Des embranchements

 

Batailles choisies #292

Parler avec un enfant de trois ans, c’est un sacré voyage, avec détours, raccourcis et beaucoup de court-circuits. 🔩


 

Milieu, trois ans, a désormais avec nous de grandes conversations. Il faut dire qu’il a un paquet de choses à raconter! Et quand je dis “paquet”, c’est parce que, pour moi, son cerveau fonctionne par paquets. Dans sa tête, c’est comme s’il y avait un stock de récits et d’histoires, celles qu’on lui a répétées et expliquées, qui ont fini par faire sens pour lui et qu’il a intégrées, qui font partie de son imaginaire, de sa pensée, de son raisonnement, qui forgent ses passions et ses goûts. Ce sont également celles qu’il est capable de nous raconter en retour. 

Par exemple, il y a l’histoire du week-end promis chez sa grand-mère, mais annulé par peur de Covid.

Il y a l’histoire de ses amis qui l’attendent à la crèche pour jouer avec les petites voitures.

Il y a l’histoire de sa Tata qui est rentrée en France pour travailler sur ses photos.

Il y a l’histoire de son Papi qui est tombé en trottinette.

Il y a l’histoire de l’opération de son Tonton, celle de sa Mamie qui lui a offert ce joli pull avec un dessin de marteau, celle de la fois où les chiennes de sa grand-mère ont dévoré un oiseau, celle de la fois où il a coupé les branches de l’amandier avec Papa, celle où Maman était fâchée parce qu’il y avait trop de chaussures dans l’entrée, et d’autres et d’autres encore, de plus en plus à mesure qu’il grandit. 

Ce sont des récits originels, à la croisée du souvenir et de l’invention: c’est le monde de Milieu, qu’il comprend, dans lequel il habite et avec lequel il analyse sa vie.

Il les raconte parfois lorsque le contexte s’y prête: lorsqu’il voit une vis, il dit: c’est une vis comme celle que Tonton a dans le bras, parce que des docteurs lui ont mis à l’hôpital dans le coude; lorsqu’il regarde une branche d’amandier, il explique qu’avec Papa, ils ont élagué l’arbre le week-end dernier, parce que comme ça il repoussera plus vite, aura beaucoup de fleurs et ensuite beaucoup d’amandes, miam.

Il raconte tout ça d’un air très sérieux, docte, avec le regard franc de quelqu’un qui donne une information essentielle, il raconte tout ça dans son francognol délicieux: Tonton, les doctores lui ont mis une vis en el hospital, aquí dans le brazo, avec un marteau.  

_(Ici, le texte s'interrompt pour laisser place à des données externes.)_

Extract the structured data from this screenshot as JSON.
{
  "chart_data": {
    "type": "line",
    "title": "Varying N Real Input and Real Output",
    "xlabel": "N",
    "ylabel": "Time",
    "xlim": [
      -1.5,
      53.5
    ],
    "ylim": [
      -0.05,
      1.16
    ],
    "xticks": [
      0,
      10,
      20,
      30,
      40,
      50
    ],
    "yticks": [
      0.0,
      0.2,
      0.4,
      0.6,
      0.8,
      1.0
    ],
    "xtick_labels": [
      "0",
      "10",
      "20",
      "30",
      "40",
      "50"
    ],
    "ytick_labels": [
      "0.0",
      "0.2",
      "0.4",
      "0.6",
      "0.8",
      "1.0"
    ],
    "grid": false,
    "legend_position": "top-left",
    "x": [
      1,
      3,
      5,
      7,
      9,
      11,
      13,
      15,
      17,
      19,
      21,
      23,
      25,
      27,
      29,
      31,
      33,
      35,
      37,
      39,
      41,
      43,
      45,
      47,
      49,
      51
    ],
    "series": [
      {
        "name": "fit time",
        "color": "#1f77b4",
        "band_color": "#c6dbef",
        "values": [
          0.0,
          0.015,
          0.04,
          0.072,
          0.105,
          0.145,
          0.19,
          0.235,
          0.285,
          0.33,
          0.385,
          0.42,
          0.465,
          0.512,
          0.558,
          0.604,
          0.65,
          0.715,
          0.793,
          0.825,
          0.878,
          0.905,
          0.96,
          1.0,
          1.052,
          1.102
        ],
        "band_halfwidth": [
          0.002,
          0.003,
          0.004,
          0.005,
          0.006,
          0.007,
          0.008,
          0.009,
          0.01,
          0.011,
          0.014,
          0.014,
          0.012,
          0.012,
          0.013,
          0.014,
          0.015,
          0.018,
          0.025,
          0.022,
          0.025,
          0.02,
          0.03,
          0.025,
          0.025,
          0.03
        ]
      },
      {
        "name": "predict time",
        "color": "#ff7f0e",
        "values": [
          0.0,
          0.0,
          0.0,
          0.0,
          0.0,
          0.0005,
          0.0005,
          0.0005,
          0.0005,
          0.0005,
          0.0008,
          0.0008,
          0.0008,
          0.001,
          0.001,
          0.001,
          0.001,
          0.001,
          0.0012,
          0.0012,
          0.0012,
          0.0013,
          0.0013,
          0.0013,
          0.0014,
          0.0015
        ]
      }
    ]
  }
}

Mais ce qui m’amuse le plus dans ses conversations, c’est que chacun de ses récits originels a des embranchements vers d’autres. Il peut donc partir sur l’histoire de son Papi qui tombe en trottinette et prendre l’embranchement de la chute pour finir sur l’histoire de l’opération du coude de Tonton, avec étape par le marteau comme dans sur son pull de la fois où il a réparé la cabane et qu’il a vu un serpent: ici, Papi cayó en trottinette, il est parti à l’hospital, avec Tonton, et ils lui ont mis une vis dans le bras. Avec un marteau aussi, comme le pull de Mamie en Francia. Mais les branches, on ne coupe pas avec un marteau et on ne met pas de clous, non, non, non, avec des outils pour le jardín de Papa, elles sont tombées au sol et elles auront beaucoup de frutos, miam! Avec du chocolat.  


C’est une telle chance, et un tel amusement, de pouvoir observer ce cerveau en formation qui ne ressemble à celui de personne d'autre, dans lequel il y a des kilomètres de routes qui vont d’une histoire à une autre par des chemins détournés.

Et qu’il est beau, ce petit cerveau où les protagonistes, objets, lieux sont offerts à son esprit constructeur, comme le conte en kit à monter soi-même de son imaginaire en chantier - avec un marteau, des clous et des vis, bien entendu.